# Veyron vs. Switzer GTR



## BenGTR (Apr 3, 2007)

YouTube - Bugatti vs Nissan GT-R P800 Switzer Acceleration / Beschleunigung

"..so I just got my as kicked in my Veyron - by a Datusn"

Just imagine you getting that phone call...

Dayum that thing goes!


----------



## andyc (Jul 22, 2007)

Apparently the Veyron couldnt get the power down due to the weather.

There is no way in hell you would pull away from a Veyron that quickly.


----------



## andyc (Jul 22, 2007)

1080p:Switzer P800 Nissan GTR vs Koenigsegg CCR x 2 Races


----------



## BenGTR (Apr 3, 2007)

Sure, but that doesnt change anything. Both are 4wd. The fact is that the datusn gets the power better to the ground than the Bugatti.


----------



## andyc (Jul 22, 2007)

Dont get me wrong thats an amazing feat for the GTR but in the dry it would get spanked. 

Maybe the Veyron chap was a little scared in the rain and didnt want to crash his car?


----------



## BenGTR (Apr 3, 2007)

No question.


----------



## Stevie76 (Dec 17, 2009)

Yeah....as much as i love my GT-R a Veyron and a dry road is going to make easy meat of a GT-R.


----------



## AVUS Motorsport (Jun 9, 2008)

I don´t like the Veyron but it´s a fast bit of shit on the autobahn.

Here you can see what happend with the Switzer GTR:

YouTube - Bugatti Veyron vs Nissan GT-R R35


----------



## neilstafford (Apr 3, 2005)

cracking clip though, especially the 2nd run


----------



## neilstafford (Apr 3, 2005)

AVUS Motorsport said:


> I don´t like the Veyron but it´s a fast bit of shit on the autobahn.
> 
> Here you can see what happend with the Switzer GTR:
> 
> YouTube - Bugatti Veyron vs Nissan GT-R R35


and thats another cracking vid to:smokin:

as i'm not sure, is this in russia???
if so, brave driving, with some of those russian artics trundling down the motorway at 40 mph flat out. also, nice to see some people doing well since the collapse of the iron curtain


sorry, just seen this is russia, doh.


----------



## Jm-Imports (Feb 12, 2007)

1000bhp r35 might have a better go


----------



## andyc (Jul 22, 2007)

Jm-Imports said:


> 1000bhp r35 might have a better go


Would be awesome to see


----------



## r33gtsman (Jun 29, 2001)

andyc said:


> 1080p:Switzer P800 Nissan GTR vs Koenigsegg CCR x 2 Races


The GT-R in this clip is Perra's car from over here in Sweden, he used to be on here a lot but I haven't seen him post here recently.


----------



## Tinoush (Oct 26, 2009)

Jm-Imports said:


> 1000bhp r35 might have a better go


we dont have a 1000 hp gtr do we?


----------



## andrew186 (May 3, 2010)

alex (gtrstar) is planning on hitting 1000bhp, would really be awesmoe to see


----------



## Wade (Jul 31, 2008)

I dont believe this video at all - look how wet the track is!

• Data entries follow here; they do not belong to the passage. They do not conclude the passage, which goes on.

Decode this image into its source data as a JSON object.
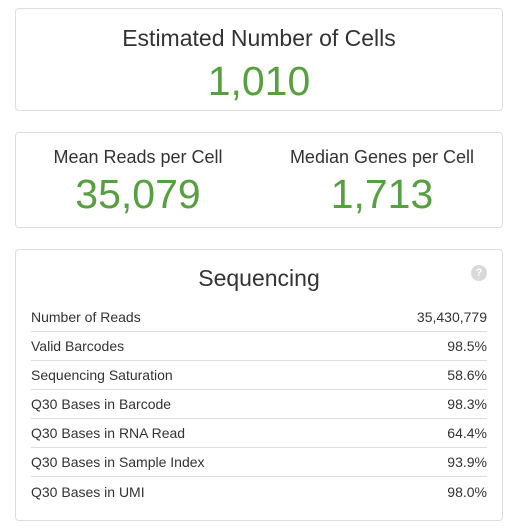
{
  "cells_card": {
    "title": "Estimated Number of Cells",
    "value": "1,010"
  },
  "reads_card": {
    "left": {
      "title": "Mean Reads per Cell",
      "value": "35,079"
    },
    "right": {
      "title": "Median Genes per Cell",
      "value": "1,713"
    }
  },
  "sequencing": {
    "title": "Sequencing",
    "help_icon": "?",
    "rows": [
      {
        "label": "Number of Reads",
        "value": "35,430,779"
      },
      {
        "label": "Valid Barcodes",
        "value": "98.5%"
      },
      {
        "label": "Sequencing Saturation",
        "value": "58.6%"
      },
      {
        "label": "Q30 Bases in Barcode",
        "value": "98.3%"
      },
      {
        "label": "Q30 Bases in RNA Read",
        "value": "64.4%"
      },
      {
        "label": "Q30 Bases in Sample Index",
        "value": "93.9%"
      },
      {
        "label": "Q30 Bases in UMI",
        "value": "98.0%"
      }
    ]
  },
  "colors": {
    "metric_value": "#56a03f",
    "border": "#dddddd",
    "text": "#333333"
  }
}
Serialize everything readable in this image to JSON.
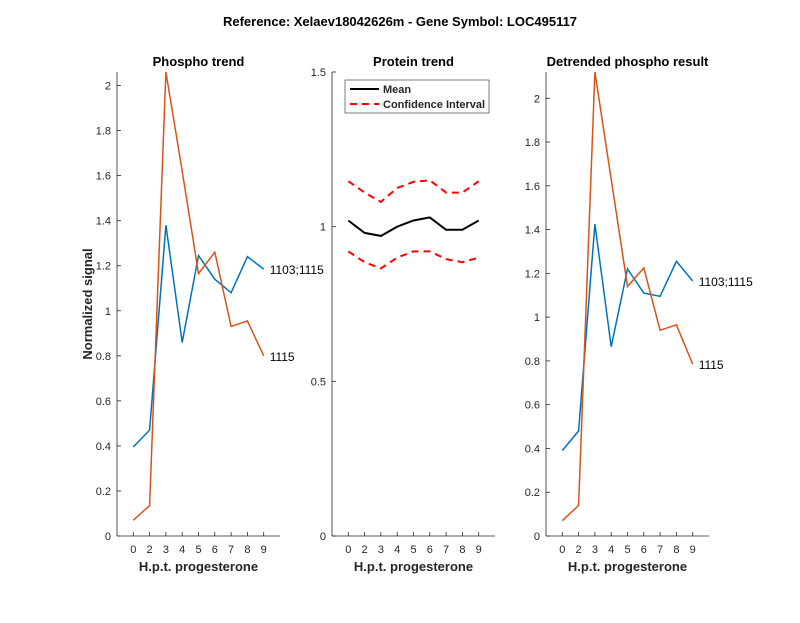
{
  "figure_title": "Reference:  Xelaev18042626m - Gene Symbol:  LOC495117",
  "colors": {
    "blue": "#0072BD",
    "orange": "#D95319",
    "mean": "#000000",
    "ci": "#FF0000",
    "axis": "#262626"
  },
  "chart_data": [
    {
      "type": "line",
      "title": "Phospho trend",
      "xlabel": "H.p.t. progesterone",
      "ylabel": "Normalized signal",
      "categories": [
        "0",
        "2",
        "3",
        "4",
        "5",
        "6",
        "7",
        "8",
        "9"
      ],
      "ylim": [
        0,
        2.06
      ],
      "yticks": [
        "0",
        "0.2",
        "0.4",
        "0.6",
        "0.8",
        "1",
        "1.2",
        "1.4",
        "1.6",
        "1.8",
        "2"
      ],
      "series": [
        {
          "name": "1103;1115",
          "color": "blue",
          "values": [
            0.395,
            0.47,
            1.38,
            0.86,
            1.245,
            1.14,
            1.08,
            1.24,
            1.185
          ]
        },
        {
          "name": "1115",
          "color": "orange",
          "values": [
            0.07,
            0.135,
            2.06,
            1.62,
            1.165,
            1.26,
            0.93,
            0.955,
            0.8
          ]
        }
      ]
    },
    {
      "type": "line",
      "title": "Protein trend",
      "xlabel": "H.p.t. progesterone",
      "categories": [
        "0",
        "2",
        "3",
        "4",
        "5",
        "6",
        "7",
        "8",
        "9"
      ],
      "ylim": [
        0,
        1.5
      ],
      "yticks": [
        "0",
        "0.5",
        "1",
        "1.5"
      ],
      "legend": {
        "placement": "top-right",
        "entries": [
          "Mean",
          "Confidence Interval"
        ]
      },
      "series": [
        {
          "name": "Mean",
          "color": "mean",
          "style": "solid",
          "values": [
            1.02,
            0.98,
            0.97,
            1.0,
            1.02,
            1.03,
            0.99,
            0.99,
            1.02
          ]
        },
        {
          "name": "Confidence Interval upper",
          "color": "ci",
          "style": "dashed",
          "values": [
            1.147,
            1.11,
            1.08,
            1.125,
            1.145,
            1.15,
            1.11,
            1.11,
            1.147
          ]
        },
        {
          "name": "Confidence Interval lower",
          "color": "ci",
          "style": "dashed",
          "values": [
            0.92,
            0.885,
            0.865,
            0.9,
            0.92,
            0.92,
            0.895,
            0.885,
            0.9
          ]
        }
      ]
    },
    {
      "type": "line",
      "title": "Detrended phospho result",
      "xlabel": "H.p.t. progesterone",
      "categories": [
        "0",
        "2",
        "3",
        "4",
        "5",
        "6",
        "7",
        "8",
        "9"
      ],
      "ylim": [
        0,
        2.12
      ],
      "yticks": [
        "0",
        "0.2",
        "0.4",
        "0.6",
        "0.8",
        "1",
        "1.2",
        "1.4",
        "1.6",
        "1.8",
        "2"
      ],
      "series": [
        {
          "name": "1103;1115",
          "color": "blue",
          "values": [
            0.39,
            0.48,
            1.425,
            0.865,
            1.22,
            1.11,
            1.095,
            1.255,
            1.165
          ]
        },
        {
          "name": "1115",
          "color": "orange",
          "values": [
            0.07,
            0.14,
            2.12,
            1.63,
            1.14,
            1.225,
            0.94,
            0.965,
            0.785
          ]
        }
      ]
    }
  ]
}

In my honest opinion, if the track was dry, the veyron would of spanked it.


----------



## BenGTR (Apr 3, 2007)

Dont you just love people who just read half the 1st post and then press "reply" instead of reading the whole thread?!...


----------



## asiasi (Dec 22, 2007)

This has been discussed before,the AMS GTR has covered the quarter mile in [email protected],quite simply it will totally destroy a Veyron !http://www.gtr.co.uk/forum/144392-ams-alpha-10-gtr-9-1-163mph-video.html#post1373827


----------



## Wade (Jul 31, 2008)

BenGTR said:


> Dont you just love people who just read half the 1st post and then press "reply" instead of reading the whole thread?!...

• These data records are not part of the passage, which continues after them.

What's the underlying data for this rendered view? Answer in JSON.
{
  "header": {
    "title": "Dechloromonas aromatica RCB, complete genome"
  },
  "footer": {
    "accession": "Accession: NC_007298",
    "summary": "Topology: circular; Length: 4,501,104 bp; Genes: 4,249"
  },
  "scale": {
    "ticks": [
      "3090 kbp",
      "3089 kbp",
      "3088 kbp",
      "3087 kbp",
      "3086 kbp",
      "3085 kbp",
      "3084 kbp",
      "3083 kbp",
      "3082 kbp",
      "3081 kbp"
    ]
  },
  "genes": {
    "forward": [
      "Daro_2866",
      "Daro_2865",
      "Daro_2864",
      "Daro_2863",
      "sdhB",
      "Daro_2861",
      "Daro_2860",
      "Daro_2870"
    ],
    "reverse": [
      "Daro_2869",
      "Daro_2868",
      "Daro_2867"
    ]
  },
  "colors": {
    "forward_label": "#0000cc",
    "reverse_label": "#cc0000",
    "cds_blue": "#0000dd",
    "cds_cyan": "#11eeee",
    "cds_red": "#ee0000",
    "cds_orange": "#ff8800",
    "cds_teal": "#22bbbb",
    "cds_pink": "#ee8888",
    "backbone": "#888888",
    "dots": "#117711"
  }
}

Usually as theres lots of waffle in between...


----------



## andyc (Jul 22, 2007)

asiasi said:


> This has been discussed before,the AMS GTR has covered the quarter mile in [email protected],quite simply it will totally destroy a Veyron !http://www.gtr.co.uk/forum/144392-ams-alpha-10-gtr-9-1-163mph-video.html#post1373827


Loads of cars will beat a Veyron within a quarter mile I believe it does it in 10.2

But when the Veyron hits the 180-190+ thats when it will destroy almost any tuned car.

Unless the AMS GTR can hit 240+ which it won't.


----------



## andyc (Jul 22, 2007)

While googling info about the veyron came across this, not sure if its true?

JUN VEYRON


----------



## D-Ranged (Aug 16, 2007)

andyc said:


> While googling info about the veyron came across this, not sure if its true?
> 
> JUN VEYRON


If thats true then theyve certainly chose the right tuning company for the job.


----------



## asiasi (Dec 22, 2007)

This was posted on another thread by [email protected] on the same subject.


I politely disagree ,

While the Alpha 9 is in a tough battle with the Veyron..the 10 would not even be close.

IF gearing were not an issue an Alpha 10 GTR would leave a veyron convincingly at a 200mph rolling run. Right now the GTR would hit the rev limiter at about 215 so it would be a one sided race.

The Alpha 10 GTR in its current form is going from 0-660 ft (1/8 mile) in 6 second flat and hitting near 125mph. In 0-1320 feet (1/4) mile its doing that in 9.1 seconds while hitting 163mph

The veyron by comparison is only hitting about 140mph in that 1/4 mile distance and taking a full second (10.2) longer to get there. 

The big advantage the Veyron has is its aerodynamics and gearing which will allow it run to that speed. We are working with a company now that will allow gearing to reach the 250mph mark in the GTR. The Veyron right now has the gearing to out run an Alpha 10 but in the acceleration field it will get left behind and quickly. We are hoping to remedy that gearing thing here very soon 

oh and we still have an Alpha 12 to launch too 

Eric


----------



## andyc (Jul 22, 2007)

asiasi said:


> This was posted on another thread by [email protected] on the same subject.
> 
> 
> I politely disagree ,
> ...



Thats awesome news for the GTR


----------